How embarrassing is embarrassment?
Before I give you my ideas, I have a question: what do you associate ’embarrassment’ with?
When I define the word for my English students, I normally try to provide a vivid picture, thus specifying the connotation. For example, we feel embarrassed when we slip and fall in front of everybody, making them laugh instantaneously, or when our sports leggings tear on thighs when we sweat hard doing squats in the gym. In a nutshell, these instances make us feel confused and, therefore, terribly ashamed.
If you are a reasonable person, who doesn’t tend to take things close to heart, you will laugh at yourself and let go of the situation. But what if you bottle up your emotions and accumulate these pent-up feelings deep inside? I guess, it won’t do you any good. First, because you may accidentally vent your frustration on your partner, thus worsening it all. Secondly, it will lead to self-erosion and you will lose touch with who you are. If you have noticed the eerie signs, I ask you to stop and look at the bright side of your embarrassment.

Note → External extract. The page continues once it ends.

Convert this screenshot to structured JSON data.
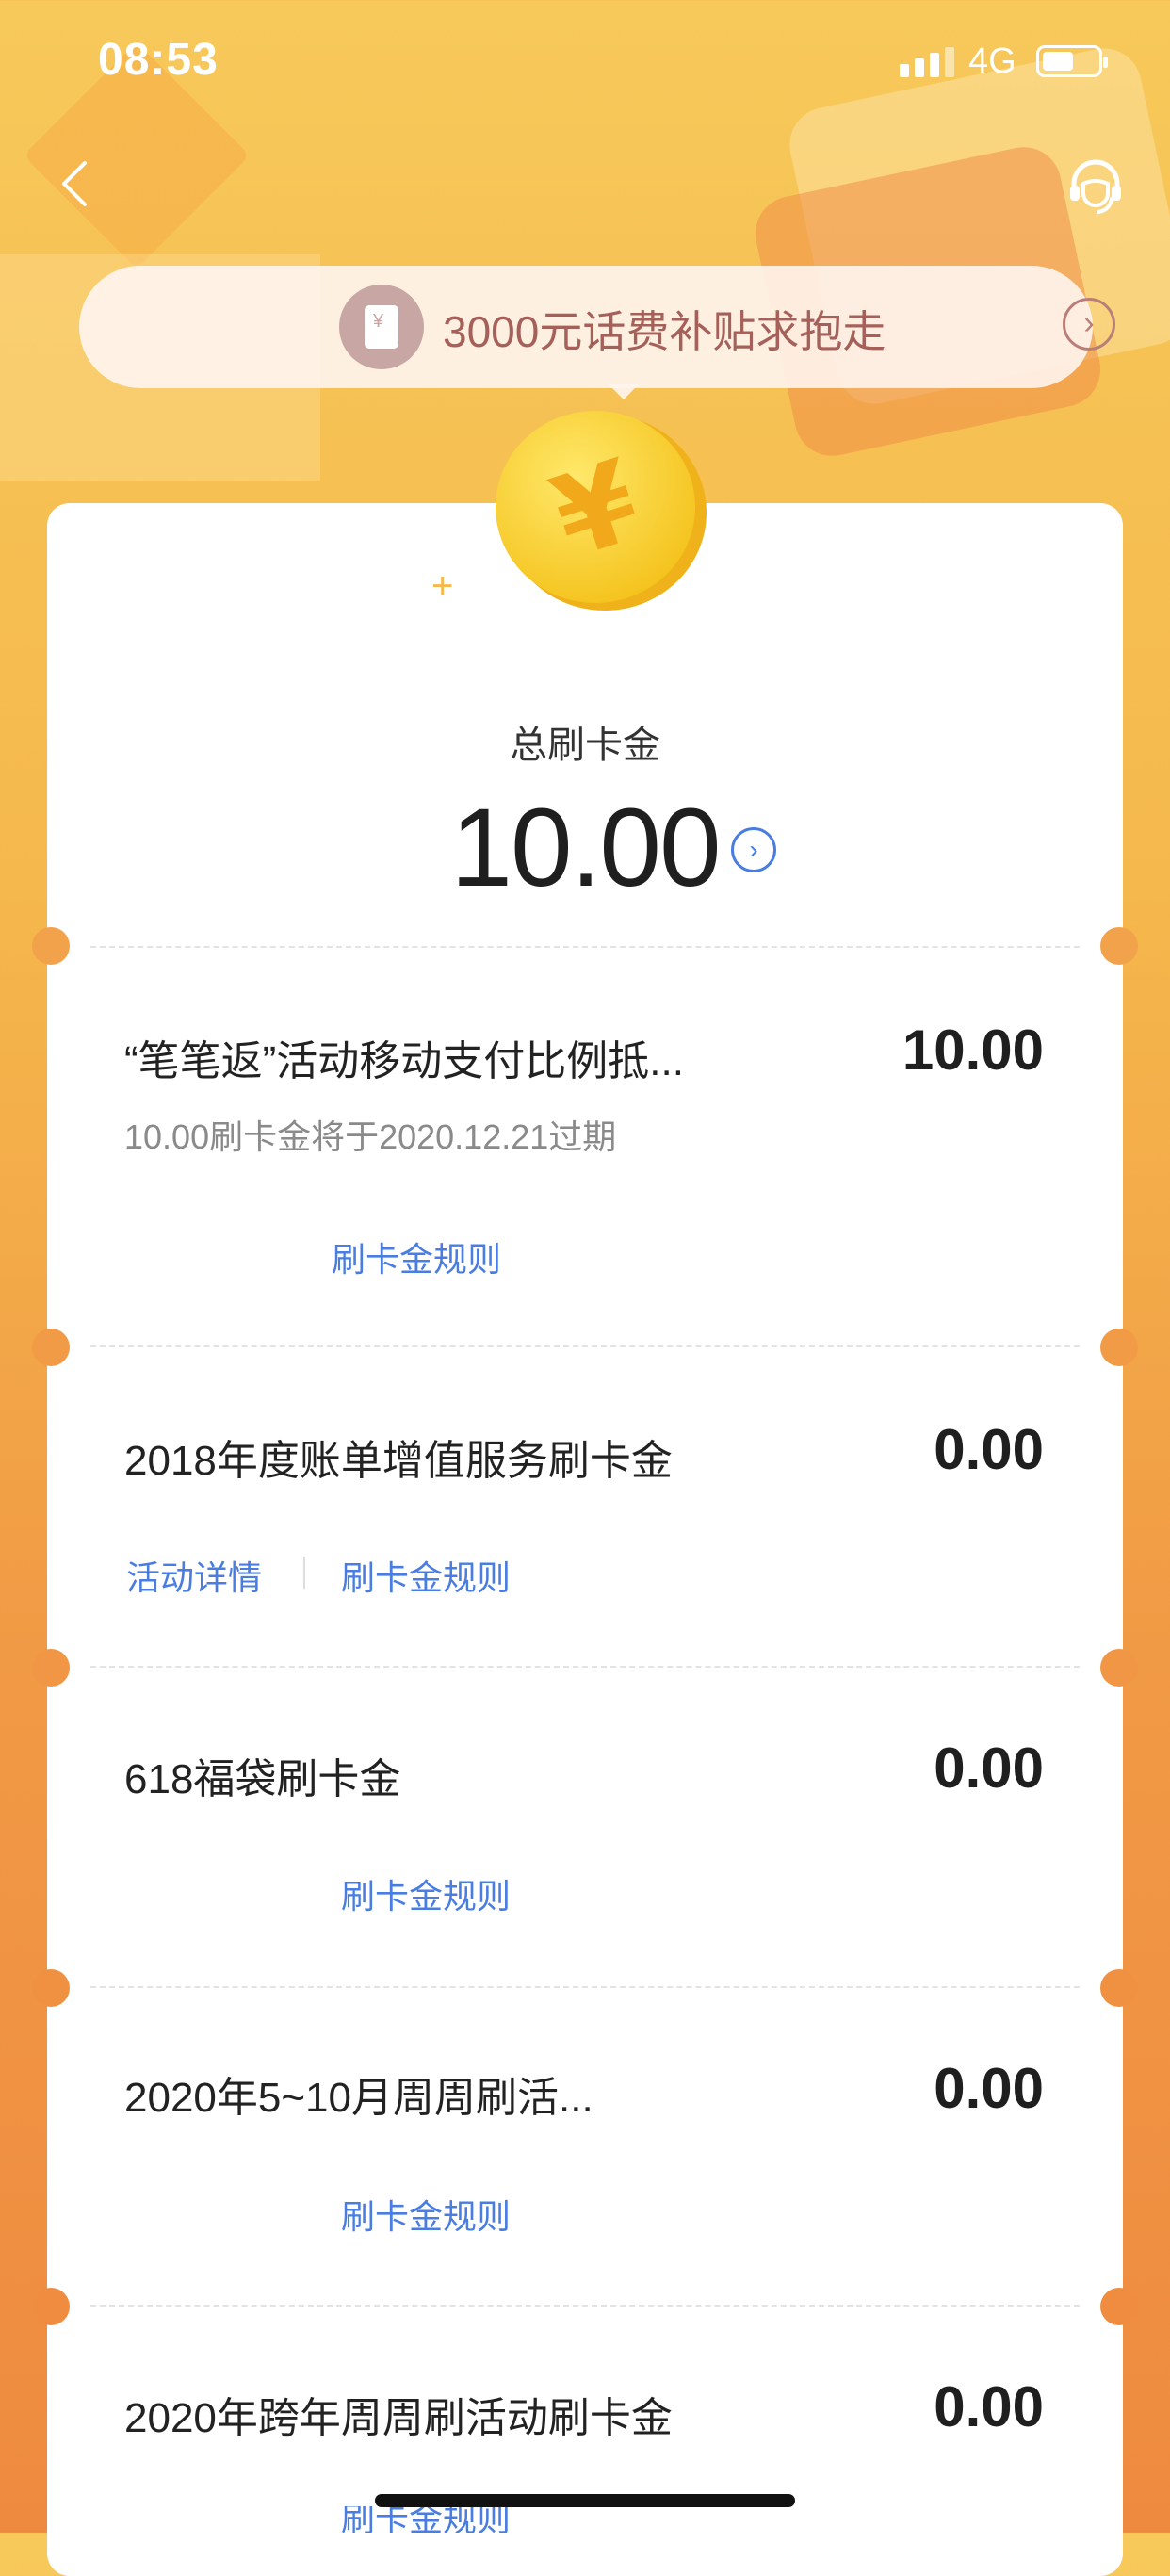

I’m sure it’s no revelation for you, but time does pass, sweeping away all the good and, most importantly, bad, and living space for sincere gratitude for what has been done. As obvious as it may seem, but just think of it: will this stressful and unpleasant situation bother you in, say, a month’s time? I doubt so. What’s more, why do friends normally laugh their heads off when they meet up? You’re quite right — they reminiscence of their most ludicrous experiences, sincerely boasting of the most ridiculous ones. All the embarrassment is turned into memorable jokes of sentimental and symbolic value. Are you still in doubt? Just take the incident that happened to me not so long ago.
Disclaimer: I should mention that I am a highly organised and responsible person, who never misses a deadline and double-checks important figures, dates and time, but sometimes mistakes do occur in any system – so did they do in mine.
I was on holiday. It was a long-anticipated journey to one of the European cities, where I intended to indulge in gentle walks along the seaside, explore historic locations, devour a midday cup of coffee in the best coffee shops on the coast and just simply be. In other words, it was the time of absolute solitude and blissful happiness away from the hustle and bustle of my hometown. However, I didn’t lose track of time and knew when my departure date was.
When the day came, I (a little sad but still eager to resume my usual way of life) went through the familiar routine: checked out from the apartment, arrived at the airport 2.5 hours before the scheduled flight, found my check-in counter and joined the line, waiting for my turn. When the time came, I obediently put the baggage on the drop-off point and handed my passport to a pleasantly looking handling agent. While he was performing all the necessary operations, I was babbling about the flight, my baggage, the seats I would prefer and some other distracting stuff. But then I noticed that the man looked rather puzzled and didn’t seem to be listening. Then he asked me to check the flight again because he didn’t see my name on the passenger list. I assured him that there could be no mistake, because I had checked it several times before and nonchalantly mentioned that he should check the system for errors. The nice man was desperate to help me and called for one more agent to solve the problem. They rebooted the system, filled in my information again, but still without success. Meanwhile, as you may guess, the people behind my back were becoming more and more agitated, probably wishing they could burn me at the stake. After several fruitless attempts the agents suggested calling customer support to find out what the problem was. Obediently, I dragged myself back to the hall, nervously trying to find my mobile phone. Suddenly I got a sneaking suspicion and decided to double-check (or zillion-check, should I say?) my ticket again. And what do you think I discovered? It was me who had been in the wrong the whole time, because my flight was the next day. I just decided to leave one day earlier!
Can you imagine the sensation I experienced that moment? Well, to put it mildly, I wished the earth would open up and swallow me. I grabbed my bags and rushed to the exist (as they say: out of sight, out of mind). I couldn’t figure out why I had been so absent-minded and, to my dismay, everybody around seemed to know about my failure and was pointing fingers at me. When I hailed a taxi and told the taxi driver my story, he kindly laughed at me and said: “Don’t worry, can happen to anyone!”. And then it dawned on me: we are all prone to exaggerate when, in reality, things are not that bad.
Now that I am home, safe and sound, I can’t help laughing when telling my family and friends the story in all the colourful details. And you know what I realised? We need to learn to give it all a go! We are all humans, we make mistakes — that’s just the way it is, that’s life! If such situations do not teach us a lesson (which is always a virtue), they simply transform into valuable memories, which are stocked in the warehouse of most embarrassing yet hilarious moments somewhere inside our brains.